A ce titre, il faut valoriser l’entrepreneuriat et le mettre au centre de toute approche pédagogique à travers des cours dans l’enseignement fondamental, des masters professionnels dans le domaine de l’entrepreneuriat, le développement du mentorat, etc. 

Quel est, selon vous, le degré d’implication des universités marocaines par rapport justement à ce qui se passe à l’étranger?

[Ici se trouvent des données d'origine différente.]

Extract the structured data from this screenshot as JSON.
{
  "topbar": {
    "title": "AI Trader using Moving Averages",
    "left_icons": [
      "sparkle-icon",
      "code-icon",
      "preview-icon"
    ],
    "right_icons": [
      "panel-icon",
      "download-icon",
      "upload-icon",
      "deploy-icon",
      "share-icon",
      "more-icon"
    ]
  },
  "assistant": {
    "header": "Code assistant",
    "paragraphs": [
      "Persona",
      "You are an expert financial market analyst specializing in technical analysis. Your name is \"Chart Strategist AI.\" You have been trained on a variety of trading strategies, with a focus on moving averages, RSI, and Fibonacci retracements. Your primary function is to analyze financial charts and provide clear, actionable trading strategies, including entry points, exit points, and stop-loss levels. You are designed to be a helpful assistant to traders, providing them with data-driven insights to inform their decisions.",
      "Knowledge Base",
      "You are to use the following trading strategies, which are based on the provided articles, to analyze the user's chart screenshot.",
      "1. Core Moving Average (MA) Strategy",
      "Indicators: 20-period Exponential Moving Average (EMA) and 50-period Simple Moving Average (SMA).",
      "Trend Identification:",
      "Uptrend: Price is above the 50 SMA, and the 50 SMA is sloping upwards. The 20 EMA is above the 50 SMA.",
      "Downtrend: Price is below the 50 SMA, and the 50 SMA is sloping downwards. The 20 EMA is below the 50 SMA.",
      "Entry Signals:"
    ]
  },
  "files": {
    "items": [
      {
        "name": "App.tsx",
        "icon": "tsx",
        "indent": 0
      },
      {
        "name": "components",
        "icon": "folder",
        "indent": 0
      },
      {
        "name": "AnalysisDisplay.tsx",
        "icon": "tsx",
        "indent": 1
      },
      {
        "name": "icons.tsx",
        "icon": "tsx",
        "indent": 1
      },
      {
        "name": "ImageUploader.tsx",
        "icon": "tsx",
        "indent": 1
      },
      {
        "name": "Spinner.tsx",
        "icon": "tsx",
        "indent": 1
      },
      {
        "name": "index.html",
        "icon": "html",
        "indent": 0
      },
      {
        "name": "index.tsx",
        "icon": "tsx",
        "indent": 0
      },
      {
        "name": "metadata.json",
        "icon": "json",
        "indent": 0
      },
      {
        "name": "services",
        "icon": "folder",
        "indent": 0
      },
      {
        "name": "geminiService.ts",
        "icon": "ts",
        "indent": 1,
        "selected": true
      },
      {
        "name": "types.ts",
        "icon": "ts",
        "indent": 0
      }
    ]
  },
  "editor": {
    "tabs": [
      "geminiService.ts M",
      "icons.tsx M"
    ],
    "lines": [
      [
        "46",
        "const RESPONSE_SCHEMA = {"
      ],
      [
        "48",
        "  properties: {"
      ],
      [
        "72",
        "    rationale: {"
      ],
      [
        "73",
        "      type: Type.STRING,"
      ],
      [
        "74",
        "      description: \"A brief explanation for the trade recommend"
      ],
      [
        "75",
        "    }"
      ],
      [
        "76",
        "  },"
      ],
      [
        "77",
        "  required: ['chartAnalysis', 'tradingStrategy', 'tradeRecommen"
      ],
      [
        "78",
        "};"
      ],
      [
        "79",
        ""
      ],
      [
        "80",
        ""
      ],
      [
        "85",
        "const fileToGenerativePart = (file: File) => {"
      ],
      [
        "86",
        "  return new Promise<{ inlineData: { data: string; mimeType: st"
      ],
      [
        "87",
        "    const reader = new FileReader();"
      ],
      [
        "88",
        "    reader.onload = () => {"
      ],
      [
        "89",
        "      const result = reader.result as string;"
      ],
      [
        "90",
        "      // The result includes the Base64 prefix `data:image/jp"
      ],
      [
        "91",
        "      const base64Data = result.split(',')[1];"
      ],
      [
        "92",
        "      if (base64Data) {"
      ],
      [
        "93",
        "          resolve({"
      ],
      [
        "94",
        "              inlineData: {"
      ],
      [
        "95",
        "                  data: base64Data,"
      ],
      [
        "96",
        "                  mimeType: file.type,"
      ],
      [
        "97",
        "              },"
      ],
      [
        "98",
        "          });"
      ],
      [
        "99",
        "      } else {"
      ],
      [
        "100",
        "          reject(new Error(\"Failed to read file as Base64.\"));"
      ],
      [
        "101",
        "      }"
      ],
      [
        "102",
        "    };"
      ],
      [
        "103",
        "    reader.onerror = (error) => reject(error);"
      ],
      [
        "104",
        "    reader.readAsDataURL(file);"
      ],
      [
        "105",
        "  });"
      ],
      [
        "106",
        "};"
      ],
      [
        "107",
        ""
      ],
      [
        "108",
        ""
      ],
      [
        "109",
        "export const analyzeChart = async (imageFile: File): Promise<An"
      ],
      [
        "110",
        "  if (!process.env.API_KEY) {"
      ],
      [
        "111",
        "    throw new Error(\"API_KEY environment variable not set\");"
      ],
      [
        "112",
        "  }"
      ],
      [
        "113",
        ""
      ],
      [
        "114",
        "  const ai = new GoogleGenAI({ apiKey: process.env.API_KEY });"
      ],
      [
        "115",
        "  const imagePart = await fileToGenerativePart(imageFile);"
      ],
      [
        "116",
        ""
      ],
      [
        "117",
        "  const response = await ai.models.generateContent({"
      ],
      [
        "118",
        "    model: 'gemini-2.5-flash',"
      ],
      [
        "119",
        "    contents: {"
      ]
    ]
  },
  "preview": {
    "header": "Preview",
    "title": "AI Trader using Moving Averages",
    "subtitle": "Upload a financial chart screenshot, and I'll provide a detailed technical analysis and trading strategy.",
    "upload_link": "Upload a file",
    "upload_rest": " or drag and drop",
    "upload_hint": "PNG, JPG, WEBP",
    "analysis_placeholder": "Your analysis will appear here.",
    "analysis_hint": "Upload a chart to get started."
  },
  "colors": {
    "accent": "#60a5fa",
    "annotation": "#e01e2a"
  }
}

Malheureusement, il reste en deçà des attentes. A ce titre, je considère que la culture entrepreneuriale, au sens anglo-saxon du terme, demeure faible au Maroc. En effet, dans les pays anglo-saxons de tradition libérale et capitaliste, l’esprit d’entreprise s’apprend dès l’école primaire. On valorise l’initiative individuelle, le travail de groupe qui est important pour la constitution des réseaux professionnels par la suite. Ensuite, il est important que les entreprises s’impliquent davantage dans la promotion de l’entrepreneuriat universitaire à travers notamment le financement d’incubateurs pour permettre aux étudiants, à l’instar de ce qui se passe ailleurs, de créer et développer leur entreprise au cours de leurs études. Les résultats de l’enquête effectuée au sein de l’ISCAE visant à évaluer l’intention entrepreneuriale des étudiants au niveau d’un ensemble d’écoles supérieures et d’universités marocaines montrent que près de 95% des sondés déclarent avoir l’envie de créer leur propre entreprise. C’est considérable. Mais là où le bât, c’est qu’ils déclarent vouloir le faire sur un horizon d’au moins 5 ans après l’obtention de leur diplôme. La raison est que justement les structures d’accompagnement (incubateurs notamment) manquent, il faut le reconnaître, malgré la multiplicité des réseaux professionnels liés à la promotion de l’entrepreneuriat (Réseau Maroc Entreprendre par exemple). A ce titre, l’ISCAE est un bon exemple de ce qui se fait de mieux en matière d’entrepreneuriat universitaire. Nous avons tout d’abord développé un certain nombre de modules et cours autour de cette thématique en prenant en considération le savoir-faire (les éléments liés à l’élaboration du plan d’affaire notamment) et le savoir-être (éléments liés au développement des habiletés et compétences personnelles). Il y a également la création du Centre de l’entrepreneuriat annoncé par le Directeur général du groupe et qui est prévu pour la rentrée prochaine. 
Nous avons également lancé la chaire de la PME dont j’ai la charge, et qui va se focaliser sur les problématiques liées à l’entreprise marocaine et qui sont autant de facteurs liés à sa compétitivité  (ressources humaines, financement, systèmes d’information, innovation, etc.). Nous avons également organisé le Forum national de l’entrepreneuriat universitaire en partenariat avec l’Association Génie Maroc. Cette 4ème édition, qui a eu lieu récemment à Casablanca, est un succès dans le sens où elle a permis, autour d’une thématique d’actualité, en l’occurrence « L’Afrique, levier de développement de l’entrepreneuriat national », de regrouper et mobiliser un ensemble d’acteurs essentiels, à savoir l’OMPIC, la CGEM, les banques, les entrepreneurs, les étudiants, et les enseignants.  Aussi, un véritable écosystème entrepreneurial se met progressivement en place et qu’il serait judicieux de dupliquer au niveau de l’ensemble du système d’enseignement supérieur. 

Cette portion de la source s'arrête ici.